All of these organizations, regardless of their design, have experienced successes and failures. In the early 1980s, in California and other markets, bankruptcies were rampant among medical groups and IPAs. Many of those failures were attributed to poor governance and inadequate reporting systems. Now California is experiencing a new wave of IPA bankruptcies, ironically for the same reasons.
One could assume that those heading up the failed groups didn't receive enough training or education in the effective management of IPAs, because in analyzing the failures there are common threads: poor governance, inadequate information systems and a lack of solid financial management.
The healthcare delivery system of the future should be greatly influenced by medical providers. However, as I travel across the country, I constantly encounter physician organizations in which managerial leadership by physicians is scant. I also see organizations in which physicians have taken an active role in day-to-day operations, and these organizations appear to be performing better by every measure.
If lack of leadership and balanced governance are the key reasons physician organizations fail, both emerging and established groups would be well advised to ensure they do what's necessary to acquire both. In governance, the primary consideration is the role of the board and the board members' fiduciary responsibility to the organization.
Often, physician groups' boards are dominated--and ultimately directed--by the most influential physician. It's important to remember that the guiding principle of a good board should be one-member, one-vote, regardless of the issue at hand. At the same time, physician organizations need to examine the critical role their business managers play and adequately compensate those individuals for the value they bring.
In deciding who will lead the organization, the tendency often is to choose the physician who has high standing in the community for his or her clinical skills.
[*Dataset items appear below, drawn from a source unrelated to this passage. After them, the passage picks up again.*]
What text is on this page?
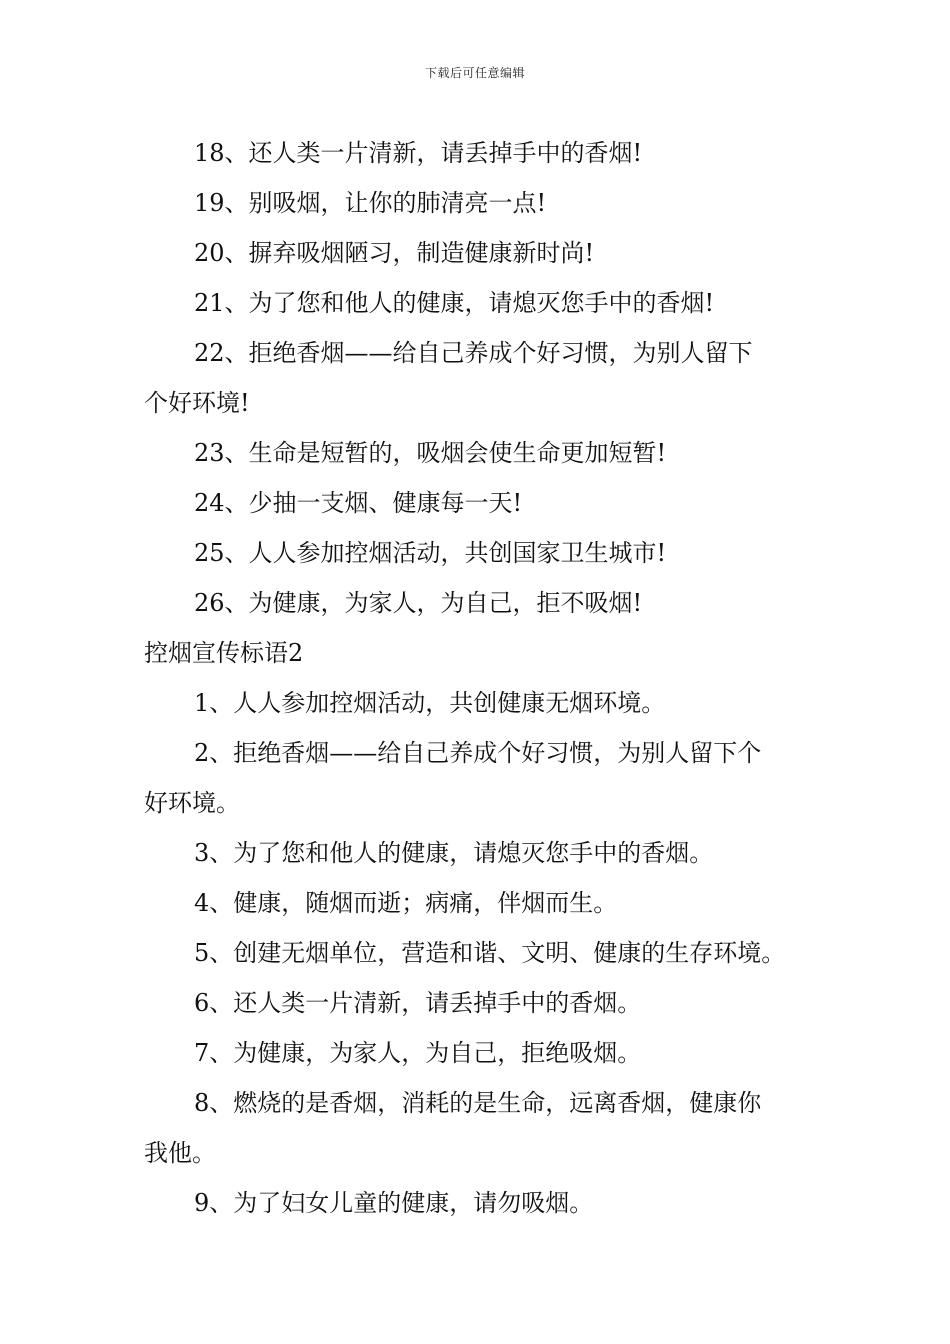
下载后可任意编辑
18、还人类一片清新，请丢掉手中的香烟!
19、别吸烟，让你的肺清亮一点!
20、摒弃吸烟陋习，制造健康新时尚!
21、为了您和他人的健康，请熄灭您手中的香烟!
22、拒绝香烟——给自己养成个好习惯，为别人留下
个好环境!
23、生命是短暂的，吸烟会使生命更加短暂!
24、少抽一支烟、健康每一天!
25、人人参加控烟活动，共创国家卫生城市!
26、为健康，为家人，为自己，拒不吸烟!
控烟宣传标语2
1、人人参加控烟活动，共创健康无烟环境。
2、拒绝香烟——给自己养成个好习惯，为别人留下个
好环境。
3、为了您和他人的健康，请熄灭您手中的香烟。
4、健康，随烟而逝；病痛，伴烟而生。
5、创建无烟单位，营造和谐、文明、健康的生存环境。
6、还人类一片清新，请丢掉手中的香烟。
7、为健康，为家人，为自己，拒绝吸烟。
8、燃烧的是香烟，消耗的是生命，远离香烟，健康你
我他。
9、为了妇女儿童的健康，请勿吸烟。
This can be a mistake because the qualities that make a good medical director are not always the same as those needed to effectively run an organization. The physician leader should be someone who not only has vision but also understands the use of business systems and data and knows how to develop policies and procedures.
If the future healthcare delivery system is to be well served by physician leaders, physicians must seek appropriate business training--through universities, specialized programs and whatever other avenues are available.
There are many excellent training options. The College of Physician Executives in Tampa, Fla., offers a top-notch program tailored to meet the needs of practicing physicians. AMA Solutions operates a good program, as well, through the J.L. Kellogg Graduate School of Management at Northwestern University. In addition, various universities offer appropriate MBA programs. The programs needn't be focused on the healthcare industry to provide physicians with the basic business skills they need. Finally, the IPA Association of America, through its recently created Physician Educational Institute, offers targeted 24-hour programs covering the basic principles of management theory. The programs will be presented across the country in conjunction with major universities and the American College of Medical Practice Executives.
It is naive to think that the mere training of physicians to be managers will ensure the success of physician organizations, but doctors who have acquired knowledge about sound
fiscal and management practices have the potential to be the best leaders.
Holloway is president and chief executive officer of the Oakland, Calif.-based IPA Association of America.